I sprouted them in a kiddie/wadding pool. I screwed the kiddie pool to a skid so they are off the ground and I can move them easily with my skidsteer if I need to. I drilled a few 3/8" holes in the bottom for drainage. These pools are cheap and large in comparison to pots.
I also use kiddie pools with a single 3/8" hole drilled in the side about 2" from the bottom for potted grafts. It really does conserve water and I can just add water to the pool. Water wicks up into the soil in the pots.
I have one peach tree sprouted in 2019 which is fruiting for the second time this year. It had 4 peaches last year, a dozen or so this year. Late freezes the year before prevented any fruit. It tastes very similar to the fruit stand peaches we had purchased that I saved the pits from. Cracked them out of the pit and stored them in the fridge in a plastic bag (completely dry) until spring and then just stuck them in some dirt. I have some nectarine seedlings started the same way this spring.
I have some peach and plum seeds started also. I didn’t crack the pit to remove the seeds. I just stuck the whole pit in soil and left outdoors over winter (zone 7a). This spring the plums sprouted, and are growing like crazy.
I think mother nature is more variable than that to give it more chances of life. What I mean is, I throw many pits of peach and nectarines in the spring into pots. From all the stuff my family gets at the grocery store. I plant them out about 20 to a grow bag. And graft them over when they’re two years old.
One thing I’ve noticed is there’s always a few that are out early on the plant season, I put them in the pot. And then 80 or 90% of them don’t sprout till the following spring after they’ve had a winter outside in the grow bags.

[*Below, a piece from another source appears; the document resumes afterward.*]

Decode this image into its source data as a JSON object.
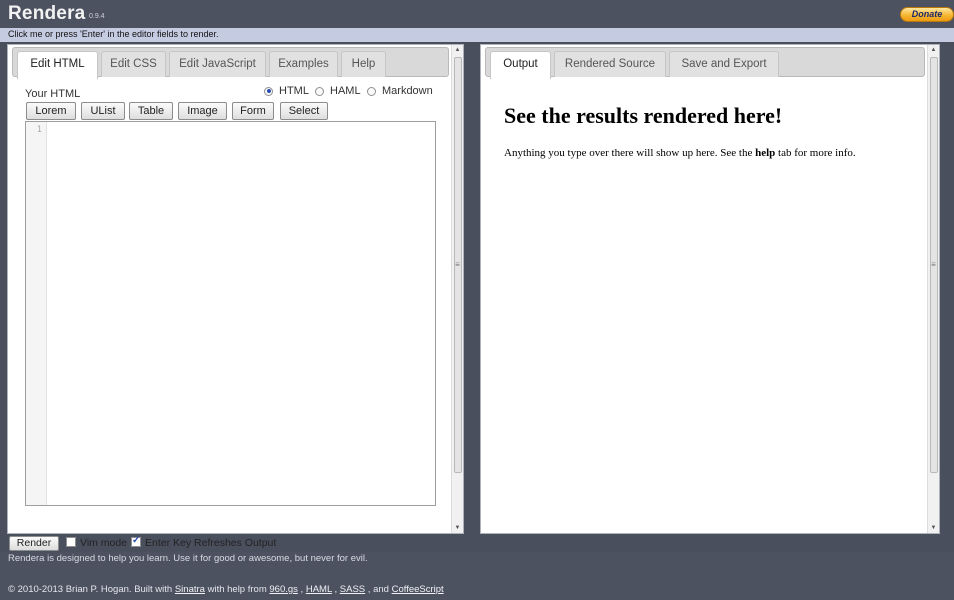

Here is an example of my Family‘s first peaches of this year that we ate. I put about 25 pits into this pot two weeks ago. Look at three or four have fresh sprouted. The rest won’t sprout till next spring after the winter chill. Kinda neat.
Bag said California grown. Costco peaches first bags of the year.
Those were planted maybe 21 days ago. Sprouted maybe 14-15 days ago. The spring pit sprouts usually grow to at least 4 ft. Then they seem to stop stretching and thicken up. The shortest one is about 4”, and the tallest one maybe 6” tall.
I have been doing this for 5 or 6 years now. Usually get 50 sprouts and graft them all over to known trees. Then sell them at the pta plant sale. Lately I have been upping my sprout counts. I really like using them as rootstock. Just have to let them grow two years to be thick enough.
i wonder if the others dont come up as fast is because they are having a harder time getting out of the pit. wonder if removing the pit might make them all get going. i was under the impression they needed a long stratification.
Tried that de shelling, and they seemed to still sprout later.
That’s is exactly why 90% of them do not sprout until the next year. After winter stratification. They sit all spring and summer and winter and then germ the next spring. We are saying the same thing gromie.
The odd ball ones are oddballs because I just ate them. No stratification, thru the pit. And bam sprout. They broke the soil 7 days after throwing them in the soil. I would bet the other 21 do not wake up for 10 more months. These are all sister seeds from the same batch of fruit.
Like a Jack salmon. Out of synch with its population.
I’ve done some stratifying in the fridge and it worked fine and it sounds like it’d be fun for your kids to grow in clear cups like @MSchiedow suggested.
Alternatively, I’m in 6b (VA) and I just planted them outside. I took a bunch of pits (drops from my trees and some from farm stand peaches) and shoveled a ditch about 3-4” deep. Stepped on dropped peaches, tossed whole pits in without cracking or anything. Covered them and waited till spring.
I thought this method wasn’t working till I realized the deer were eating them preferentially. When I put up fencing around the area, loads of them started coming up.
I’m excited reading this thread because It seems like many have got trees with fruit they’re happy with growing from a peach pit - or I could graft!
Most sprout. It’s a few more than usual count per pit. But I am upping my numbers. The dwarfing from root binding is helpful. Then, I graft all the sprouts to one type of prunus. I don’t break them out until they have been top worked and wintered another year. Proven takes, and then I cut them out and give them their own pot and tag. If I do it dormant they don’t skip a beat.
I wonder if stratification outside would work where I live. I live in NW Florida and we get between 500-600 chill hours on average and then the soil would insulate it a little as well. Also, just curious about the grafting process some. So it appears you are grafting to the seed grown rootstock, I thought peach trees are normally grafted to other rootstocks not only for size control but disease resistance as well. So am I right to assume that the seed grown rootstock would be standard size with no disease resistance?
Also, I have some naturally miniature peach tree varieties and was wondering if once they start fruiting can I use the seeds I get from them to grow and then graft to that rootstock and make whatever variety I graft to them be miniature or dwarfed?
I have no experience to answer this question. But, would seem to reason that the genetic dwarf nectarines would growing dwarfing rootstock but whatever is grafted would not be miniature since that is a genetic trait not in the scion?